This is my first time posting, although I have been reading invisibly for many weeks now. What a fabulous community you all have here! It's been so interesting to observe and to learn a little bit about some other people's experiences in and perspectives regarding therapy.
I started therapy a couple months ago. This is the first time I've worked with a therapist and it's been really good. I was initially quite choosy about selecting a therapist and I'm glad because I've been quite happy with the one I've chosen. I'm in therapy for a variety of issues-- phobia, anxiety, depression, an on and off problem with SI, adjustment disorder, etc. Lol, typing the litany out in a list like that makes it all look rather daunting. It's weird because most of the time I feel fine and most people would have no idea there's anything "wrong" with me (at least I don't think so), other than occasional nervousness.

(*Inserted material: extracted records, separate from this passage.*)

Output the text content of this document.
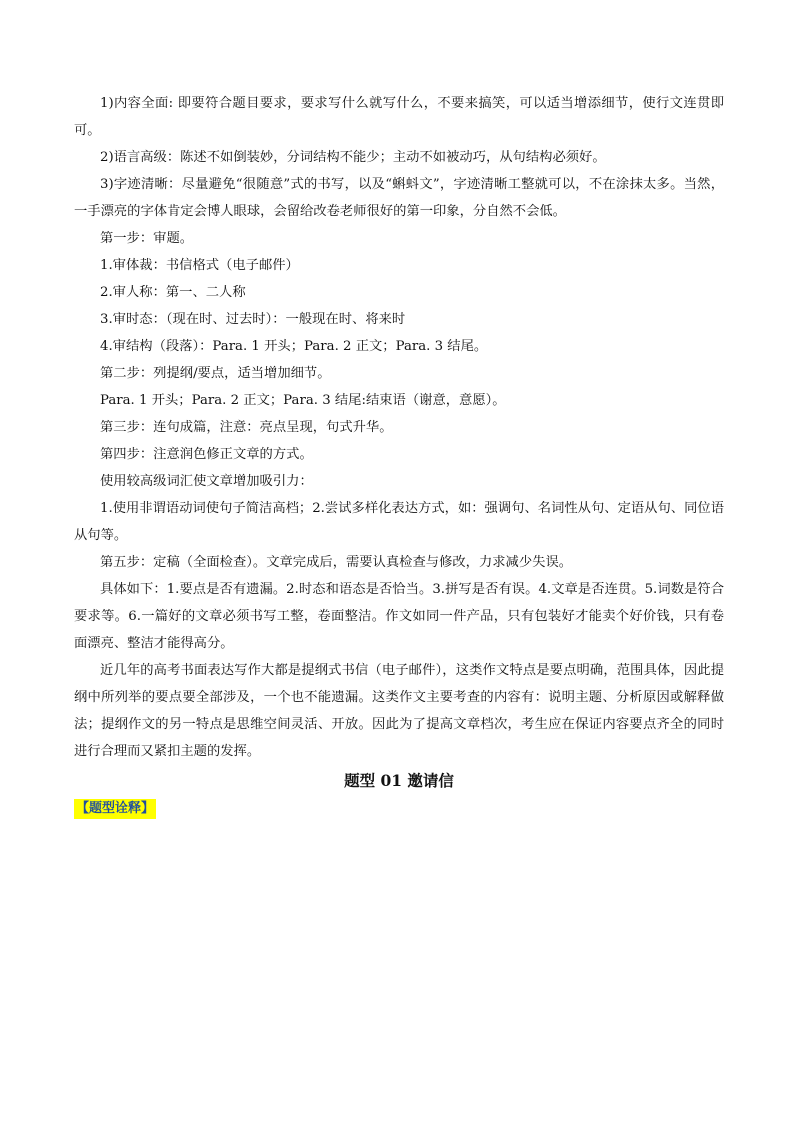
1)内容全面: 即要符合题目要求，要求写什么就写什么，不要来搞笑，可以适当增添细节，使行文连贯即可。

2)语言高级：陈述不如倒装妙，分词结构不能少；主动不如被动巧，从句结构必须好。

3)字迹清晰：尽量避免“很随意”式的书写，以及“蝌蚪文”，字迹清晰工整就可以，不在涂抹太多。当然，一手漂亮的字体肯定会博人眼球，会留给改卷老师很好的第一印象，分自然不会低。

第一步：审题。

1.审体裁：书信格式（电子邮件）

2.审人称：第一、二人称

3.审时态：（现在时、过去时）：一般现在时、将来时

4.审结构（段落）：Para. 1 开头；Para. 2 正文；Para. 3 结尾。

第二步：列提纲/要点，适当增加细节。

Para. 1 开头；Para. 2 正文；Para. 3 结尾:结束语（谢意，意愿）。

第三步：连句成篇，注意：亮点呈现，句式升华。

第四步：注意润色修正文章的方式。

使用较高级词汇使文章增加吸引力：

1.使用非谓语动词使句子简洁高档；2.尝试多样化表达方式，如：强调句、名词性从句、定语从句、同位语从句等。

第五步：定稿（全面检查）。文章完成后，需要认真检查与修改，力求减少失误。

具体如下：1.要点是否有遗漏。2.时态和语态是否恰当。3.拼写是否有误。4.文章是否连贯。5.词数是符合要求等。6.一篇好的文章必须书写工整，卷面整洁。作文如同一件产品，只有包装好才能卖个好价钱，只有卷面漂亮、整洁才能得高分。

近几年的高考书面表达写作大都是提纲式书信（电子邮件），这类作文特点是要点明确，范围具体，因此提纲中所列举的要点要全部涉及，一个也不能遗漏。这类作文主要考查的内容有：说明主题、分析原因或解释做法；提纲作文的另一特点是思维空间灵活、开放。因此为了提高文章档次，考生应在保证内容要点齐全的同时进行合理而又紧扣主题的发挥。

题型 01 邀请信
【题型诠释】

Anyway.
I've been making progress in therapy and it's generally been going on swimmingly. Then, just a few days ago, I unexpectedly discovered that I am pregnant. Oh gracious. I've gone through sooo many feelings in the last few days-- fear, excitement, happiness, joy, confusion, acceptance, embarrassment, calm, nervousness, etc. But what I'm mostly feeling right now is fear of telling my T.
What on earth will she think? How on earth will she react? She's bound to think I'm crazy and irresponsible, I fear, and I just don't want to deal with judgement and negativity from her. A simple congratulations would be great, but I find myself expecting disapproval. Even though I'm an adult in a stable and mostly happy marriage, it's hard to imagine that she would consider me psychologically fit enough to be taking on a pregnancy. In a way I agree, but. . . these things happen. I just wish I knew how she is likely to respond, or even what sort of response would be most appropriate. I feel like an unwed teen about to break the news to the parents, lol. Lots of trepidation.
Can anyone relate to this? Any advice, suggestions, predictions?
My next session is tomorrow evening, btw.